Nov 06, 2009 02:39
I realized how much your kids mean to me. I was talking to an old high school friend and said. "you should meet my kids. Well, they aren't my kids but I love them to death. I try to take care of them when I can. Like today, I was helping Jocey tie her shoes and couldn't hold back the smile that crept across my face. And Jordan. I wish I could explain how proud I am to know that he is doing so well in school. He has come home with two yes's everyday since the start of the school year."
She said she was proud of me. It is so strange to hear her say that. She never understood why I would rather be poor, have my family and a small home and be living pay check to pay check than to be rich and living in some big fancy house. I think she is starting to see it now. Maybe I am not in love with you. Maybe I am in love with your kids.
I still find it odd that I talk about you guys so much. I have never met kids that mattered this much to me. I have never met a woman who I cared this much about. I always smile when I talk about you too. Like earlier when Ashley and I went to Starbucks. I was mentioning our talks lately and asking for advice as always. She always listens to me.
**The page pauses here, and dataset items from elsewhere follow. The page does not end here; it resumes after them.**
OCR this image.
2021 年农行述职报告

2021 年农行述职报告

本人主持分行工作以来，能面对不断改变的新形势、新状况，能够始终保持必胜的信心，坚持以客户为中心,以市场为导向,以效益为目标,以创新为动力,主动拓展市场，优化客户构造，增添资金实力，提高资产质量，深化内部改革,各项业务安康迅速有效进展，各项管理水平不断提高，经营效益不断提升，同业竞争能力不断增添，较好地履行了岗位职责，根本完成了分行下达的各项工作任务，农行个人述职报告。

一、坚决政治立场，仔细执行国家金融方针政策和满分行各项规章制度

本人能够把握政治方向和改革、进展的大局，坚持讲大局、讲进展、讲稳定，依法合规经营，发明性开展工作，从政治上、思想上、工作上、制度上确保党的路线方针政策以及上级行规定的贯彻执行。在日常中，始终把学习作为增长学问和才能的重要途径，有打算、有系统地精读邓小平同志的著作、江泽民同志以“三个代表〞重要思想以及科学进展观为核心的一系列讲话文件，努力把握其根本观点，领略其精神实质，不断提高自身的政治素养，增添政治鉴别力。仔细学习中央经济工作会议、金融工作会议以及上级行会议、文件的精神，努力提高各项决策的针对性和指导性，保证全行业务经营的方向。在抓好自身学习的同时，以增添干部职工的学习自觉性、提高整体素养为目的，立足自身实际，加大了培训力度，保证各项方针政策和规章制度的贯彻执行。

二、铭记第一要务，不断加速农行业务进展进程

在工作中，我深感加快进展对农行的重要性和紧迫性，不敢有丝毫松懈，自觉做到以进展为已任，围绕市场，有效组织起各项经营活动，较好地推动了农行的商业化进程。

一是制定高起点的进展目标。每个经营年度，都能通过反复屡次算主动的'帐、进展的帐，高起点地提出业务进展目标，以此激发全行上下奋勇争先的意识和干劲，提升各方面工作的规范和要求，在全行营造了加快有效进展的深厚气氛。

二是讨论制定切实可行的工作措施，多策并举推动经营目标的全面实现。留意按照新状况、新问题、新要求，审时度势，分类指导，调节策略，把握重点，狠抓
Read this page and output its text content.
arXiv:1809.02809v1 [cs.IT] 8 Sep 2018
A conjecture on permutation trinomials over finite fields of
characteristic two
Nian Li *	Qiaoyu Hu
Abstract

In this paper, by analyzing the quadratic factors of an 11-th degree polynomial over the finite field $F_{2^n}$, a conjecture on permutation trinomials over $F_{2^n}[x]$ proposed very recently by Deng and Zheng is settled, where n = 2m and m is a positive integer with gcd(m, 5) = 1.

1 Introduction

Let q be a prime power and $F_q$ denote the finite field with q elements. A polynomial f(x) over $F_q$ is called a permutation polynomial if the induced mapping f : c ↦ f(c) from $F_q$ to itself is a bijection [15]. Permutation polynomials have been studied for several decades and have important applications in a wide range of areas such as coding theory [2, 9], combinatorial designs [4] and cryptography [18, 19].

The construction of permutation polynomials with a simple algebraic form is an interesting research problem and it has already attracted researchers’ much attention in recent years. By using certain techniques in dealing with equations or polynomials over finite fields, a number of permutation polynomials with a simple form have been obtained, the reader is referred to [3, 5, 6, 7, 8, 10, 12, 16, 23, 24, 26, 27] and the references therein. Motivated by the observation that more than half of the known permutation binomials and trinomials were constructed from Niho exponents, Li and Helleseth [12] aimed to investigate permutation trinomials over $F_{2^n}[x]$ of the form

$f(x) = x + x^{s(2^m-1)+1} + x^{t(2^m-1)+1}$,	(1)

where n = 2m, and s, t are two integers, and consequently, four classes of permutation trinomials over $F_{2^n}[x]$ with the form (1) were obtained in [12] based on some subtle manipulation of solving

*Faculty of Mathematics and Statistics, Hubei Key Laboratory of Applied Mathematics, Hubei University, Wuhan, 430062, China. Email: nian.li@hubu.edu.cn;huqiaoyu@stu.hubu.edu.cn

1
Why are we hanging out so much? I just think it is so strange that when I mentioned that I liked you we started hanging out like everyday until your girlfriend flipped. Then we stopped talking. Then we hung out a lot then went through this phase where we were lucky to talk once a week. Then I mention that I love you and try to give you an idea how much then we are back to everyday. I know history has a tendency to repeat itself so I have been holding my breath.
I want to finish cleaning and folding these clothes but I am starting to get tired. I guess I will talk to you tomorrow. I love you. Goodnight.